Mussels Address the Home Cook & Farmer’s Market Tomato
By Anne Menasché
Mussels Address the Home Cook
Dear cruel idiot, you force us to laugh.
In steam, we unzip. Our hearts are our tongues.
Before plunged into heat, we wanted to leave
our shore of ice, the pink flesh shining next
to us under cold lights like an opal,
the slick, wet skin chilling to silver
nearby. Something salted and ancient had stilled
in us. We held it like a secret. We whispered
not even to the lobsters roaming
in murky water pressing rubber bands
against the glass.

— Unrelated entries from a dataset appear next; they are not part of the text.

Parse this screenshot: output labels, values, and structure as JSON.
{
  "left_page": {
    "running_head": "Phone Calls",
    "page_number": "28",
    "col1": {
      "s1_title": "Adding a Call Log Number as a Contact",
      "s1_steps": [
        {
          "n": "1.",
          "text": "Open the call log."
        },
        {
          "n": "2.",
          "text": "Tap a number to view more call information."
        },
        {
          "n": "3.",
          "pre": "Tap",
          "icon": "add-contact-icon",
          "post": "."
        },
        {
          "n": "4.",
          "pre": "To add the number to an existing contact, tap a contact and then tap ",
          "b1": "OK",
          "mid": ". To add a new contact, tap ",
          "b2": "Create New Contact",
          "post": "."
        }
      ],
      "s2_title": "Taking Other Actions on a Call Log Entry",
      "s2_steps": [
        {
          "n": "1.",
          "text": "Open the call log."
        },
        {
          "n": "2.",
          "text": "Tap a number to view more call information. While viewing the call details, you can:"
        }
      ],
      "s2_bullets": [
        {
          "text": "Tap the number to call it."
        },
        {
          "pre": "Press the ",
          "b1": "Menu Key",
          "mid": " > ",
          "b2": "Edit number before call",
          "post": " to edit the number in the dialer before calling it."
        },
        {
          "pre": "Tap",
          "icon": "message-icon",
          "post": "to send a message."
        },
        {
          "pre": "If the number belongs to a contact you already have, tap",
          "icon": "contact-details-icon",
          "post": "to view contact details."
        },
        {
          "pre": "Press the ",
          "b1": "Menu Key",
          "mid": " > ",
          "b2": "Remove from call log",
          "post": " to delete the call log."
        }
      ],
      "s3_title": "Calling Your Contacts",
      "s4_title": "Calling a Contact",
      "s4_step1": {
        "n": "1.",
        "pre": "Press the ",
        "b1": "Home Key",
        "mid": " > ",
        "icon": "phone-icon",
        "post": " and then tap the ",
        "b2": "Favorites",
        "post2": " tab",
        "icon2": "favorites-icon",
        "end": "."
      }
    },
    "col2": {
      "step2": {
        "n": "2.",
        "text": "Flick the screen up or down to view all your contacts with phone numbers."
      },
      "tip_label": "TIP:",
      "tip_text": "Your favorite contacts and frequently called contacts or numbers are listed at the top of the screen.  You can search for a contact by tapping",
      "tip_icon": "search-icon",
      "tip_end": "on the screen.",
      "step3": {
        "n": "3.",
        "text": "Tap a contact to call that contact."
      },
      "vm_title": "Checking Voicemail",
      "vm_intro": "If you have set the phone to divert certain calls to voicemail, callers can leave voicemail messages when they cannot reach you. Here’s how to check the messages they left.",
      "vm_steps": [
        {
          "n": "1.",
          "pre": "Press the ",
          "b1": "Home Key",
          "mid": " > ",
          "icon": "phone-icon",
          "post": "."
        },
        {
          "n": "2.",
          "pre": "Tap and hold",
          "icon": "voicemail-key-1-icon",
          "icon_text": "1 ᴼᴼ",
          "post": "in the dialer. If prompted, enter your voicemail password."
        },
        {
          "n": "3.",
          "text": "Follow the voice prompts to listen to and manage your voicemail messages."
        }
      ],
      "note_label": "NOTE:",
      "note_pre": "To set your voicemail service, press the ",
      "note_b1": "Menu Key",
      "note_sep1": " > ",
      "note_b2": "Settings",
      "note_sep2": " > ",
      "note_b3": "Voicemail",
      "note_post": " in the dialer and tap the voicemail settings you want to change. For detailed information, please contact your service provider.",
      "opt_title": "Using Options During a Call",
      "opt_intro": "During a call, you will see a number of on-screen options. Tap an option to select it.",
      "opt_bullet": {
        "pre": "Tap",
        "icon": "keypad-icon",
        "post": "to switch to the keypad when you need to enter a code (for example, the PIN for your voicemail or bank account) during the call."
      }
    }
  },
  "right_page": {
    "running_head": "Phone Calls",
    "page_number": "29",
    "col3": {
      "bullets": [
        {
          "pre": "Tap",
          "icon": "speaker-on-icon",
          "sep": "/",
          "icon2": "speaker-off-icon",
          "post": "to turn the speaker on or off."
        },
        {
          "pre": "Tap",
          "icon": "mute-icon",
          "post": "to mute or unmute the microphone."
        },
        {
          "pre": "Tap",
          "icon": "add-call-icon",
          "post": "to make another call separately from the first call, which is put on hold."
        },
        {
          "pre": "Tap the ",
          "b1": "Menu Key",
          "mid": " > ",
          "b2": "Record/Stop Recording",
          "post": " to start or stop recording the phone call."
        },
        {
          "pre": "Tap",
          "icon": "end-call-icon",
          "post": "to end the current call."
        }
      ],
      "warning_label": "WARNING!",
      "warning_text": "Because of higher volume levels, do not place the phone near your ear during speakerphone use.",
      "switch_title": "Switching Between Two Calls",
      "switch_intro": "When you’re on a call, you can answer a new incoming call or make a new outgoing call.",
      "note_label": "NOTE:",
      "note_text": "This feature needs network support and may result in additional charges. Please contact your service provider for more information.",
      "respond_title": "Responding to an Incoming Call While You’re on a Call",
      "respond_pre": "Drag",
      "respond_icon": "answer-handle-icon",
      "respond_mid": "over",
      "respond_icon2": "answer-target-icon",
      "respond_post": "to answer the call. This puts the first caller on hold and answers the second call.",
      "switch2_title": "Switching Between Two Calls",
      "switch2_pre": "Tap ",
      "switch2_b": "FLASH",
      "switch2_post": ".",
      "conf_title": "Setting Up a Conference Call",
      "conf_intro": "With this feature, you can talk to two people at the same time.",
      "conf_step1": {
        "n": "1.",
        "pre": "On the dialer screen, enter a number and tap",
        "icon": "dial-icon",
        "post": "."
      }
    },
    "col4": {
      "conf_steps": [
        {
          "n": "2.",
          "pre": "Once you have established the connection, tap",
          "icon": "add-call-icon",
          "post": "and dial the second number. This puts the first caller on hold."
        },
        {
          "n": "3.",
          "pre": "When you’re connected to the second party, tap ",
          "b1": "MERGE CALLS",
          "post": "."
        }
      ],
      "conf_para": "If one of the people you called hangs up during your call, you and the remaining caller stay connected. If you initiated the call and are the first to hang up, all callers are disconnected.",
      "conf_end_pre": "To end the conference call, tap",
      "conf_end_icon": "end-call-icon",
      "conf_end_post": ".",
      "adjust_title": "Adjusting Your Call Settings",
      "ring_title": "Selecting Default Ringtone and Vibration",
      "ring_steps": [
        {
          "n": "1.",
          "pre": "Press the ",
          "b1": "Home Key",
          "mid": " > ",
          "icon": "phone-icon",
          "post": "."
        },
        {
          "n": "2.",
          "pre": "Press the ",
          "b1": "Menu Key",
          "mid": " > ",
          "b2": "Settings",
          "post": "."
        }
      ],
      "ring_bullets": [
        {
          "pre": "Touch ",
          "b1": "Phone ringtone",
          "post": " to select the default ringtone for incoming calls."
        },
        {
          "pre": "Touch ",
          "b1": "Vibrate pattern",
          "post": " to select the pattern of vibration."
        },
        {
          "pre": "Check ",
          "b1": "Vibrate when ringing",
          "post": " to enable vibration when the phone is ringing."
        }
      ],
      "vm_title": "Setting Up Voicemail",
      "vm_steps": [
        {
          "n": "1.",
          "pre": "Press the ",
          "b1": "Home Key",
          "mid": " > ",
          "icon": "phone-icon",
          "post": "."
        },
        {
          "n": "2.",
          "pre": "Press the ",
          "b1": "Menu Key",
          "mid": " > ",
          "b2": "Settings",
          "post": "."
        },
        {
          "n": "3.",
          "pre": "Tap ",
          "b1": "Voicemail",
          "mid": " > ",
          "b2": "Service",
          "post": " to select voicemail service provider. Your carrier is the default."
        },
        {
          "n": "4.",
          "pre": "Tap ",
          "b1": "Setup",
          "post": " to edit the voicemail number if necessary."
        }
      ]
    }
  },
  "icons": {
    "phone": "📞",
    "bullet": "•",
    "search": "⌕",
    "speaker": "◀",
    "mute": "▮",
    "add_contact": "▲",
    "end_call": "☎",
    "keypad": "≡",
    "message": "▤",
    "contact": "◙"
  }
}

With hunger we watched you
pick the wine, hefting white after white.
How could we not realize you were choosing
the very instrument of our undoing?
Farmer’s Market Tomato
My canvas tote bag leads a trail of blood.
My hands weigh shape after shape, searching
for the softening heart, the sucking pulp
of it that will take my finger deep
past the skin into the chambers
that keep dozens of purposeless seeds
suspended in their gel like frogs’ eyes.
They see the insides of the universe,
its red expansion from heat to the edges
of what could possibly be known until
I find it and offer it to the knife
on the counter, the black iron pan.
I christen it with garlic and oil, and eat
the overripe flesh as if it’s my flesh.
Anne Menasché grew up in New York's Hudson Valley and now lives in Washington, D.C. Her poetry has previously appeared in Town Creek Poetry and Frontier Poetry.